Das "Liechtensteiner Volksblatt" ruft alle Eltern auf, ihren Söhnen eine angemessene Berufsausbildung zu ermöglichen


Artikel im "Liechtensteiner Volksblatt" [1]

29.3.1934

Ins Leben hinaus!

Bald werden sich die Tore der Schule schliessen; ihre Schliessung bedeutet für einen Teil unserer Jugend wieder einen Wendepunkt im Leben. Der Ernst des Lebens beginnt mit der Suche nach einem Beruf. Wir können uns nun leider nicht verhehlen, dass die Berufswahl heute durch die mangelnde Aufnahmefähigkeit so vieler Berufe bedeutend erschwert erscheint. Es kann der Junge vielfach nicht mehr dem Zuge seines Herzens folgen, wenn die in ihm schlummernden grundlegenden Kräfte sich regen, die in einem bestimmten Berufe Entfaltung suchten, ruft die Schwere der Zeit aus dem glücklichen Traumleben der Jugend ihn in die Wirklichkeit zurück, es bauen sich Schranken von bisher nie gekannter Grösse auf. Und dennoch soll Beruf Lebensaufgabe sein, er muss sich auf die im Jungen schlummernden Kräfte bauen können, soll er das Leben ausfüllen und die jungen Leute dem Glücke entgegenführen, Also dürfen wir auch heute über diesen wichtigen Schritt im Leben nicht leichten Sinnes und mit der Hoffnung auf Besserung hinwegzukommen suchen. Vielmehr soll uns ein Blick ins Leben und die Wirtschaft mit dem nötigen Rüstzeug wappnen, den Jungen in jenen Beruf zu führen, der seinen physischen und geistigen Anlagen am ehesten gerecht zu werden verspricht.

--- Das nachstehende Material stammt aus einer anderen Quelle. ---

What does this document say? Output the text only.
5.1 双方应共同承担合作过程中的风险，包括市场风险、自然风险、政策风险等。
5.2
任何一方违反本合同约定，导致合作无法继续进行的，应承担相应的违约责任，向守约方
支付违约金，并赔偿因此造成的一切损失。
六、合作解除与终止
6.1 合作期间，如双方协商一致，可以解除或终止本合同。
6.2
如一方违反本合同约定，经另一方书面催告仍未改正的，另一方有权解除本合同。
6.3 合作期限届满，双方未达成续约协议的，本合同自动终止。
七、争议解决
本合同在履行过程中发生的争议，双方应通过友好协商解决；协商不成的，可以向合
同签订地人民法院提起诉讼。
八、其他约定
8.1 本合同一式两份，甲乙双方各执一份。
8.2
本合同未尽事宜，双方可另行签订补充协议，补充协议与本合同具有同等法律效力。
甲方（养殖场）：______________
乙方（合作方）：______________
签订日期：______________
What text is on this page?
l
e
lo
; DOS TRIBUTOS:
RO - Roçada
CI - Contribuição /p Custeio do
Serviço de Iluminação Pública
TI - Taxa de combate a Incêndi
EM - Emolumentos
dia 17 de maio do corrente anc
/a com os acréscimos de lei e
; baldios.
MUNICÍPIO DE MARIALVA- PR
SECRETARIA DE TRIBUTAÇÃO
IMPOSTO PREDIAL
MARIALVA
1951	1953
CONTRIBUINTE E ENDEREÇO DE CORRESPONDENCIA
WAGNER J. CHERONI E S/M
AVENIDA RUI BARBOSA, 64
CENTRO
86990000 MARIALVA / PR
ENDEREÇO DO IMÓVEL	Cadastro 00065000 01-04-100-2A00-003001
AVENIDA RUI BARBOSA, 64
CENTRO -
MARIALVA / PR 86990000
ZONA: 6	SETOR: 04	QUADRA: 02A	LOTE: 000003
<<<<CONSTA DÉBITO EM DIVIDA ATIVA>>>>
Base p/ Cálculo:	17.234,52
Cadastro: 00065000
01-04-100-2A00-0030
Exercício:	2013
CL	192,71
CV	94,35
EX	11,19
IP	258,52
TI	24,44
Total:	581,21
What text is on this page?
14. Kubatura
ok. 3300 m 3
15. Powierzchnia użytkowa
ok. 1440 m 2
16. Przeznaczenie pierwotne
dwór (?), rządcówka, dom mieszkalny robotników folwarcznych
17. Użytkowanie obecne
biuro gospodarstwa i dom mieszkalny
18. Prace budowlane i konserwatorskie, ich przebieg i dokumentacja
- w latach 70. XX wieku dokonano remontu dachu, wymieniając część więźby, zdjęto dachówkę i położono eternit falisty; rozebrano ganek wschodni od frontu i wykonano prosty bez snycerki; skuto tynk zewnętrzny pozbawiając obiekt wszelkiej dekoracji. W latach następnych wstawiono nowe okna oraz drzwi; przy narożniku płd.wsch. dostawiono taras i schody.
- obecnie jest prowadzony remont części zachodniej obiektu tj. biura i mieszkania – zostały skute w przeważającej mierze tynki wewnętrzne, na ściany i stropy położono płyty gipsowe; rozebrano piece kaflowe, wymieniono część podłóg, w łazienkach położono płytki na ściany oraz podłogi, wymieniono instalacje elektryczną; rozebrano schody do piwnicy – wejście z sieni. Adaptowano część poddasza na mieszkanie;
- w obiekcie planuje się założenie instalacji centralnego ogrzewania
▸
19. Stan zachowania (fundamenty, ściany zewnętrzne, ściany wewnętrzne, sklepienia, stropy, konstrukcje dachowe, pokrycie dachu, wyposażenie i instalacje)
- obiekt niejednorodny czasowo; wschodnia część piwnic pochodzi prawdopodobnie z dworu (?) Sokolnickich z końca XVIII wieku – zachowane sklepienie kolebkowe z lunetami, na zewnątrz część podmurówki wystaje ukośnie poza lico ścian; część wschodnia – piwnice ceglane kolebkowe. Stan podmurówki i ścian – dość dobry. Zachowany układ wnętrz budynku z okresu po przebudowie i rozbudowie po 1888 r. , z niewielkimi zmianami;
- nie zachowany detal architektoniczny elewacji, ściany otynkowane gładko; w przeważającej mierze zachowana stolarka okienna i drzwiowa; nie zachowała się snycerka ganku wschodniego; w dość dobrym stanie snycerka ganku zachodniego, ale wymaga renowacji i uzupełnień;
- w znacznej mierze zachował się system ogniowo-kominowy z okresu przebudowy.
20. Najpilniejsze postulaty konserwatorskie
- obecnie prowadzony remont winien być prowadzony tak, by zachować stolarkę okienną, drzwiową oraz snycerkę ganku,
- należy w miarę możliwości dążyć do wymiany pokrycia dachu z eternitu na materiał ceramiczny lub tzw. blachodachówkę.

Vor allem ist auf die Gesundheit Rücksicht zu nehmen, denn sie bildet die Grundlage jeden Lebensglückes. Selbst bei Neigung zu einem Berufe werden wir körperlich schwächliche Jünglinge davon abhalten, in einen Beruf sich zu vertiefen, der ihrer Gesundheit abträglich sein könnte. – Wir werden ihr Streben und Sinnen auf ein ihren geistigen Gaben verwandtes Berufsleben hinüberzuleiten versuchen... Hier lassen wir Zeit, die Körperentwicklung holt sich bei jungen Leuten dieses Alters in ein oder zwei Jahren oft erstaunlich nach, allenfalls ist einem solchen Jungen die Beschäftigung in Gottes freier Natur sehr zuträglich, der Körper entwickelt sich und die Berufsanlagen erfahren oft eine willkommene Klärung. Wenn nur irgend möglich, sollen solche Jungen nicht früh in Lokalen beschäftigt oder zu sitzender Betätigung verhalten werden. Der Erzieher und Berufsberater wird bei der Wahl eines Berufes auch der Geschichte seiner Familie Aufmerksamkeit schenken. Jungens, in deren Familien Lungenkrankheiten oder gar Tuberkulose erbliche Gäste sind, werden Berufe, deren Ausübung immer ans Zimmer gebunden ist, meiden müssen, soll nicht ihre Gesundheit im späteren Jahren Schaden nehmen. Ebenso werden wir sie auch später von etwaigen gesundheitsschädigenden Berufen fernzuhalten suchen.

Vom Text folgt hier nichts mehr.